Uma mulher acaba de ter um filho que vai entregar a outra mulher. Até quando pode ela decidir que recusa dar aquela criança? Deve ou pode ela amamentar aquele bebé? Estas e outras questões estão num limbo.

Há precisamente nove anos Portugal legislava sobre a reprodução medicamente assistida. Rapidamente desatualizada por questões como as barrigas de aluguer, essa legislação mantém-se ainda em vigor. Porquê? “Falta de coragem política” declara Miguel Oliveira da Silva. Obstetra, ex-presidente Conselho Nacional de Ética para as Ciências da Vida (CNECV), Miguel Oliveira da Silva deixa um aviso: “É óbvio que ganhe quem ganhe as próximas eleições isto vai voltar a estar em cima da mesa.”

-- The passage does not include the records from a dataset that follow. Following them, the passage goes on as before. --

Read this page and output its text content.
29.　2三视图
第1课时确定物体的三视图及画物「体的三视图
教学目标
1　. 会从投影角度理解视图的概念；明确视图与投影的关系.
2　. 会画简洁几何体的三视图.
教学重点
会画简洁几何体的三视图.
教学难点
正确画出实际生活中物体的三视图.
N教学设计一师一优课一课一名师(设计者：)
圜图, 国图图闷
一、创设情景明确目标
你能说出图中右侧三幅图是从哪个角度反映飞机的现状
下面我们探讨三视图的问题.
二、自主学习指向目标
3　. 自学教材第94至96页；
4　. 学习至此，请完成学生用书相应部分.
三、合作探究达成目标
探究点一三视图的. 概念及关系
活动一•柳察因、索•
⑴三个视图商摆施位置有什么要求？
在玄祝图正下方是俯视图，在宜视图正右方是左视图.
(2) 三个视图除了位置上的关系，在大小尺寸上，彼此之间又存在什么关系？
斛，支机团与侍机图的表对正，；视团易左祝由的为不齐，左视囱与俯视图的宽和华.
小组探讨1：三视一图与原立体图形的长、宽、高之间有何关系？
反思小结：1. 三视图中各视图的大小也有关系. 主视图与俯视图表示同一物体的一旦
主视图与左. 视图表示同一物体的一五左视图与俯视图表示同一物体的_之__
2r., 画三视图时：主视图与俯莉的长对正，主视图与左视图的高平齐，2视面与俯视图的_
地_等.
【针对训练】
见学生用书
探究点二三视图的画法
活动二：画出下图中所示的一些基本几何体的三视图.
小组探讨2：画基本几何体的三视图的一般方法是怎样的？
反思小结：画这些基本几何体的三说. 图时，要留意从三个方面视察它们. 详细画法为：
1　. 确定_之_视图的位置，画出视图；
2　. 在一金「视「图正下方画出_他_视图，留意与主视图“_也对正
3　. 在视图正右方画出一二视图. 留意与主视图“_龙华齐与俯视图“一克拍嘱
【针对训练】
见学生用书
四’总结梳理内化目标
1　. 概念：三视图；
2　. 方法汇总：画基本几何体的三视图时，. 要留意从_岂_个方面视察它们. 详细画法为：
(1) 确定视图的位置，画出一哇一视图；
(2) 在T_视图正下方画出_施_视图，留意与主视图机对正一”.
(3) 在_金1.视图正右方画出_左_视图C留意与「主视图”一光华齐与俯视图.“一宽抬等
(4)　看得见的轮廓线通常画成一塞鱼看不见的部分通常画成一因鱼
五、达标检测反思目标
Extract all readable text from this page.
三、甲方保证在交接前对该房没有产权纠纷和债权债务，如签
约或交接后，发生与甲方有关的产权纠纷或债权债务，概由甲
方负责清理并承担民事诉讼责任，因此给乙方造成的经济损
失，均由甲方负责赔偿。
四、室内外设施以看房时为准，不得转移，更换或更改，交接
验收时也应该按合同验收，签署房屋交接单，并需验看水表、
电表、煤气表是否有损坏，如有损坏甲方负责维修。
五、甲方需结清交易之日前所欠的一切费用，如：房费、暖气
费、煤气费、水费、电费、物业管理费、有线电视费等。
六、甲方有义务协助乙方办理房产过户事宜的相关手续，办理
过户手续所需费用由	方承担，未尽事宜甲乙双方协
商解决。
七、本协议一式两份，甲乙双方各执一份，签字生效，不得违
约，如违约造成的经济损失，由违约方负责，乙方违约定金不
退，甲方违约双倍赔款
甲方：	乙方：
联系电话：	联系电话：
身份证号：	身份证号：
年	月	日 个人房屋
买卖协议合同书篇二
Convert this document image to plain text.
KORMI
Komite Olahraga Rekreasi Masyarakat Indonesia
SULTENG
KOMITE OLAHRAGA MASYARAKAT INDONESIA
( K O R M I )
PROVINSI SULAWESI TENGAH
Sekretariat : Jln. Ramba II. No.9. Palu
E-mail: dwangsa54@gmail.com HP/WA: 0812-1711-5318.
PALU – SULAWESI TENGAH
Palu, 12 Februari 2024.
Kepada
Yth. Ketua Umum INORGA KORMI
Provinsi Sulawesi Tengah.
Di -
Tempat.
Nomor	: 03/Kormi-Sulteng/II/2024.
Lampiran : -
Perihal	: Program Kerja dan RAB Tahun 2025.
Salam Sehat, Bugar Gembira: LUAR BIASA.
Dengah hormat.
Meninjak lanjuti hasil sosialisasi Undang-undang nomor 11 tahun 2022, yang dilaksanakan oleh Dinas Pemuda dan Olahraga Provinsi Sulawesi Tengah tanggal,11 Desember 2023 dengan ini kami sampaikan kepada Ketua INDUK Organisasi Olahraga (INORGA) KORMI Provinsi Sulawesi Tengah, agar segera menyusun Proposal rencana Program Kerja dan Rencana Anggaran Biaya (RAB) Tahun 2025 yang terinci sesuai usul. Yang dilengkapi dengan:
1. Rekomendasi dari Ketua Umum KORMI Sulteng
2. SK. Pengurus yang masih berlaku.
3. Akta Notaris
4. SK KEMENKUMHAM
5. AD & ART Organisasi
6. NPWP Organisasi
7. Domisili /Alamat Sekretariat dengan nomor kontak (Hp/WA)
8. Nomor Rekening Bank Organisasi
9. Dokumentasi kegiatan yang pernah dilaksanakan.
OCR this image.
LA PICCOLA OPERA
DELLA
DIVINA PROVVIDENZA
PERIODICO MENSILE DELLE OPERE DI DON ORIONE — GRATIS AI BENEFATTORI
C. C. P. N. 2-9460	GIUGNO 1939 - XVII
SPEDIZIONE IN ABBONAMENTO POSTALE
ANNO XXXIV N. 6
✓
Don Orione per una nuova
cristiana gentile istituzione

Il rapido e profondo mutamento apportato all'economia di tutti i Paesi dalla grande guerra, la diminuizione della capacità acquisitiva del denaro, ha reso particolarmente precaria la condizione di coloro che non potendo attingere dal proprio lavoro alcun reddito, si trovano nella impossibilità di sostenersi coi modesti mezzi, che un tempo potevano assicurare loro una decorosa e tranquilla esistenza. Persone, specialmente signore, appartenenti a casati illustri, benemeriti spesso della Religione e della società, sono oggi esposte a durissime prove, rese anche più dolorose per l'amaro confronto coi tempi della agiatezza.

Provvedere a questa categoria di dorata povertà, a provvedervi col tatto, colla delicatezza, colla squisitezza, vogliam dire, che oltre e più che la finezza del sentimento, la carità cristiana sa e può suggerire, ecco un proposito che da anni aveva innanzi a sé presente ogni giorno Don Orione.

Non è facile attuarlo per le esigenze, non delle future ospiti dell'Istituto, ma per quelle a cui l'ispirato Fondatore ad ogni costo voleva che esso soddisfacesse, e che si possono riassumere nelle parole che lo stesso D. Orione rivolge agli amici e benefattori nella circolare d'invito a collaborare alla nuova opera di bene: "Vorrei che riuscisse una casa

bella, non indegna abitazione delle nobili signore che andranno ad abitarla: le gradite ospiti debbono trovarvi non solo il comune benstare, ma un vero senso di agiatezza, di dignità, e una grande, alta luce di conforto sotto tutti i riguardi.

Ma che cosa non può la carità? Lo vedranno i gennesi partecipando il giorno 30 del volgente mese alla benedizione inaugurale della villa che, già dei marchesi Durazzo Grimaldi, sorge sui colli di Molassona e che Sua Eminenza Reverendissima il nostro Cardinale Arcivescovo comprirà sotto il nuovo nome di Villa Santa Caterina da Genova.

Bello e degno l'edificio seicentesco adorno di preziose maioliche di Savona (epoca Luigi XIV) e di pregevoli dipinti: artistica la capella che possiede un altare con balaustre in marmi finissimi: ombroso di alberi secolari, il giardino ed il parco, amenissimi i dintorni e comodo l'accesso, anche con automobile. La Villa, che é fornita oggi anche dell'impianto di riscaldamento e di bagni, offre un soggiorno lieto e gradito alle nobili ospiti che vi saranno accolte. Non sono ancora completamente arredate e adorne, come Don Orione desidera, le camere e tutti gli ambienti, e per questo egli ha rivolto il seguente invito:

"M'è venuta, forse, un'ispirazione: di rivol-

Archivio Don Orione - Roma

“Esta lei é de 2006. Posteriormente a isso veio o casamento dos homossexuais e coloca-se a questão de saber se os homossexuais podem ou não ter acesso às consultas de procriação medicamente assistida. Há aí alguma ambiguidade legal. Os deputados não quiseram entrar nessa área obviamente. Mais tarde ou mais cedo vão ter de entrar” – declara este professor de Ética Médica.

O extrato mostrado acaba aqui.